O the forest, quietly lowering its brown eyes.
There where the bony hands of the lonely one
Casts the purple of his ecstatic days.

O the nearness of death. Let us pray.
In this night the lithe limbs of lovers
Loosen into tepid pillows yellowed with incense.

Gedichte

13 comments

  1. Thank you thank you thank you. I had never heard of Georg Trakl before. “Nearness of Death” is indeed beautiful and intoxicating.
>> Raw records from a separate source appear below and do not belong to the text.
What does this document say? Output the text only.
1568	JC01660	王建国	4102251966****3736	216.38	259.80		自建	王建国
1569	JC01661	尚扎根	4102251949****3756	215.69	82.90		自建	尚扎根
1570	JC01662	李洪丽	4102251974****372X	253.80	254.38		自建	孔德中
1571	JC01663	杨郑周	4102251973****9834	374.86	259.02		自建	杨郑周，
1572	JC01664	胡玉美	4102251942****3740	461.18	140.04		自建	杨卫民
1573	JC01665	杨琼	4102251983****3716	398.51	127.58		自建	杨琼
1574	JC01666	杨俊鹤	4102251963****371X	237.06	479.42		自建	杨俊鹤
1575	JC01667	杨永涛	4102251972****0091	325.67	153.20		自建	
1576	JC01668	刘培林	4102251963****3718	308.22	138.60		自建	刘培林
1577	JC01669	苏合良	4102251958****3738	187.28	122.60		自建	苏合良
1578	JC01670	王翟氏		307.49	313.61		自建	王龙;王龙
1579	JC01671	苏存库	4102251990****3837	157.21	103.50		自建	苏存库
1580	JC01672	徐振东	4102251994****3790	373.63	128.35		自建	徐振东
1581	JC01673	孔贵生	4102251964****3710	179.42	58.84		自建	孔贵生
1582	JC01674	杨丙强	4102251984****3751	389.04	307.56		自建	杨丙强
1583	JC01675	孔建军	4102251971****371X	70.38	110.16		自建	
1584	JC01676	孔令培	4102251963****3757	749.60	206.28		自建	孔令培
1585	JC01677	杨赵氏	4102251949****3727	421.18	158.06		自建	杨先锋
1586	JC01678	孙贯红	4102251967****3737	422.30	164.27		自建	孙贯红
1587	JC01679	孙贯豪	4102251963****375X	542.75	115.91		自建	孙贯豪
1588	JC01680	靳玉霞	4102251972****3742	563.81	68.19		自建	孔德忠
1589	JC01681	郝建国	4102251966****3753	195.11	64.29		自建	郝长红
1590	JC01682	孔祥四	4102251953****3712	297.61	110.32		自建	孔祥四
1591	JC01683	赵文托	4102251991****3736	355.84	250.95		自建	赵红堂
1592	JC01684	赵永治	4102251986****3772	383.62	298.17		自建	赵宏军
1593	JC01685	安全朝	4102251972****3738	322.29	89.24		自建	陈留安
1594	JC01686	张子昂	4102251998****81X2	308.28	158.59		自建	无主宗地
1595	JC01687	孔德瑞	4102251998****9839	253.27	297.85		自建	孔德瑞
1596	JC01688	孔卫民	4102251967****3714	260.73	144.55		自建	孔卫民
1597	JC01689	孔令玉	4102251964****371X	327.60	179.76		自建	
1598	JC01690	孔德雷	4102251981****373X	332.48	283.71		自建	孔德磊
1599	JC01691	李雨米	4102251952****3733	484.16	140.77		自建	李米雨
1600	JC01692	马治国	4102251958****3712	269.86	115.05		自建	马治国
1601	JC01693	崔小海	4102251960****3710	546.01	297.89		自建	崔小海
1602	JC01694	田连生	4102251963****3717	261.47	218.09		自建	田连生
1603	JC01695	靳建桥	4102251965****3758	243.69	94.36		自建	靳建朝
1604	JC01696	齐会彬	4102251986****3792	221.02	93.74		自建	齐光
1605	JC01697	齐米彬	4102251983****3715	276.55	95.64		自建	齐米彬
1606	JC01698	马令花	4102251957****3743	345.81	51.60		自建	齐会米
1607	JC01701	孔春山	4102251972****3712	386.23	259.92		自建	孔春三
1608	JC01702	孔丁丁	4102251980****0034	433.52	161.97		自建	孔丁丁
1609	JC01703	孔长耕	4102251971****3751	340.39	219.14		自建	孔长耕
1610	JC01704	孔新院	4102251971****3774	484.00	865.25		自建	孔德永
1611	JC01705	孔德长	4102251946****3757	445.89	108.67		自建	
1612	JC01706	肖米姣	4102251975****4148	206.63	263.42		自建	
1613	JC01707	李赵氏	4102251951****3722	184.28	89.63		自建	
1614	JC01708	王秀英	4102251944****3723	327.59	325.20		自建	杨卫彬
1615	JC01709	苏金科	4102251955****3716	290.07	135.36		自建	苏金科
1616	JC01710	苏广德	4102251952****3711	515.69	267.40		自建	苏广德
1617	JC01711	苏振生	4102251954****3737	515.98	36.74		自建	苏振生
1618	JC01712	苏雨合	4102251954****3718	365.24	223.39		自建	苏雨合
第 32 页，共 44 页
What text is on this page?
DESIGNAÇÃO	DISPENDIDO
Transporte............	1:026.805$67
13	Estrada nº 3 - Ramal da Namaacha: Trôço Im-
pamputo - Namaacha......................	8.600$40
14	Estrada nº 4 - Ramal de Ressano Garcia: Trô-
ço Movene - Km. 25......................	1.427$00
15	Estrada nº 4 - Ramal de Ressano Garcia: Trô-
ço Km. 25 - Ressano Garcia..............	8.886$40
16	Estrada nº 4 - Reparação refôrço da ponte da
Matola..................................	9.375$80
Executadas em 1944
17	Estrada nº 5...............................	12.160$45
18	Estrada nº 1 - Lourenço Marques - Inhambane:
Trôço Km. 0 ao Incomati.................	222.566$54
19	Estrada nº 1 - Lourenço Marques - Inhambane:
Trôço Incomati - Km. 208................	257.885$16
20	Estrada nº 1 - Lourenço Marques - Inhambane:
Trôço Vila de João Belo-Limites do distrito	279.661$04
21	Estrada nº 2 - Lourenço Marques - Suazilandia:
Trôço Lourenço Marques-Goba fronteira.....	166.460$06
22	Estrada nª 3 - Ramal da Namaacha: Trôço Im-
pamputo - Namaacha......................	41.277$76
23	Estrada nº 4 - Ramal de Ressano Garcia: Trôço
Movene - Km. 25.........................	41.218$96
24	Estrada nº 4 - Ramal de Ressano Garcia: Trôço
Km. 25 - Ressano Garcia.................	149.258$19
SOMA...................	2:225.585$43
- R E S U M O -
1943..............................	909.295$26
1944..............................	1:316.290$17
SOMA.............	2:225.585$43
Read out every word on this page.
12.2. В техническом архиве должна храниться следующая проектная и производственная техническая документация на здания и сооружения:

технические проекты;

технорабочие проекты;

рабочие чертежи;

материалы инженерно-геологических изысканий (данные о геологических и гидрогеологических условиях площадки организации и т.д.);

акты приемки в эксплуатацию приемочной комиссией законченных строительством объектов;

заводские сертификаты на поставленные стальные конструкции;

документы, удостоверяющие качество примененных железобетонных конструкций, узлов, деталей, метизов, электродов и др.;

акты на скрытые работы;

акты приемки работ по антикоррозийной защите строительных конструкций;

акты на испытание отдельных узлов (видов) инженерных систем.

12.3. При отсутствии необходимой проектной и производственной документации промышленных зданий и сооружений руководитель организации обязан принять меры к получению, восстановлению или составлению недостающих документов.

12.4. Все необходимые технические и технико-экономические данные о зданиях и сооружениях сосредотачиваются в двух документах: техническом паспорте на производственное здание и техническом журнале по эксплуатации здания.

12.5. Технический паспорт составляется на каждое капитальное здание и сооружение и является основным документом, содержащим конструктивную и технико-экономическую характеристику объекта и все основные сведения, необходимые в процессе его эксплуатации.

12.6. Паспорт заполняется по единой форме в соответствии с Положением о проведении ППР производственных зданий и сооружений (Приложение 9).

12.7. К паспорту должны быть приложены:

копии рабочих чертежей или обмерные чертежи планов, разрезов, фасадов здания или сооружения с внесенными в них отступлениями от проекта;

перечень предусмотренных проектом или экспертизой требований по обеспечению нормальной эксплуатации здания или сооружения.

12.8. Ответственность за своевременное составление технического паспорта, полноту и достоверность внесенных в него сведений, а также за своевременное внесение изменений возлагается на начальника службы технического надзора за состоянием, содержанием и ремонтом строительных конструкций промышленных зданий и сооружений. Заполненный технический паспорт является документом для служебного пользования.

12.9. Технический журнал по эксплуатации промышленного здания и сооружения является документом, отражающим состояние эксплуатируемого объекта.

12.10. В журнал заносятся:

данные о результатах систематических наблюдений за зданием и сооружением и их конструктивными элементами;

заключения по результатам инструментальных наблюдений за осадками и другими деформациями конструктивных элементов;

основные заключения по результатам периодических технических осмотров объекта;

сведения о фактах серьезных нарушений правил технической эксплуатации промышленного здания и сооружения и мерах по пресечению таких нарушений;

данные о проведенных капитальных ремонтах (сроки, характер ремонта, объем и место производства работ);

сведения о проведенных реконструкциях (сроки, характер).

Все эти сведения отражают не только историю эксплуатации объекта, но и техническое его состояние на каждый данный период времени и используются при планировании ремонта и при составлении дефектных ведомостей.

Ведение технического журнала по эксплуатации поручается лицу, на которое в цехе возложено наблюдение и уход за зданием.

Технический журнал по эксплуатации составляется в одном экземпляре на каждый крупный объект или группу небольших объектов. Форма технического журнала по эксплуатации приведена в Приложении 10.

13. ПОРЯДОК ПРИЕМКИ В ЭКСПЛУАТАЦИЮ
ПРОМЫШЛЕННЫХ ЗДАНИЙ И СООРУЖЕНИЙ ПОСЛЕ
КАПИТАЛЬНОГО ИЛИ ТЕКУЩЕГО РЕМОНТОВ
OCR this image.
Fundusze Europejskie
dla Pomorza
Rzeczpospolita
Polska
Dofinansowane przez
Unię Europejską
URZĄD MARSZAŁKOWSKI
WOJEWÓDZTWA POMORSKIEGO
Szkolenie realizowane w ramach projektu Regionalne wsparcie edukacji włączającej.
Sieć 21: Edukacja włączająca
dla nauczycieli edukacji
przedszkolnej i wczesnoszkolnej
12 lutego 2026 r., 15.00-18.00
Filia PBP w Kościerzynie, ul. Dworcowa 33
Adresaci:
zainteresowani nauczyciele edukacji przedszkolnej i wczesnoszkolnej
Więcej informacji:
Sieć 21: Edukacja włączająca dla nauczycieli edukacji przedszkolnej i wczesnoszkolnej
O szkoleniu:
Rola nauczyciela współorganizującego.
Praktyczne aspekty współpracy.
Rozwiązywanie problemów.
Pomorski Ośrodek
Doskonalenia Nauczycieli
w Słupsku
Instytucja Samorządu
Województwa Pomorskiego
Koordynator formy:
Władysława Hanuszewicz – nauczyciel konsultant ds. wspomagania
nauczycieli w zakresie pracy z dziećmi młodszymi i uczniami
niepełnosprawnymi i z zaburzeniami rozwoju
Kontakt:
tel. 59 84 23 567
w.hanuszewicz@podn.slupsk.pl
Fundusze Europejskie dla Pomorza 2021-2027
I will be searching for his work now…

  2. Pretty impressed with his Wikipedia tags

  3. alex masterley

    I’m sorry James but the lad’s poetry is awful – “mephitic sighs of melancholy” indeed!

    • Heh…it could just be my translation (mea culpa…I love the word ‘mephitic’). It’s worth seeking out other translations before writing him off.

  4. kwierschke212013

    I have a sort of twisted love for that whole Bohemian/Austrian artist plagued by bouts of melancholy, so this is great. I’ve been a fan of Rilke for years, but had never read Trakl before. Plus, I love the commentary on his life in this blog.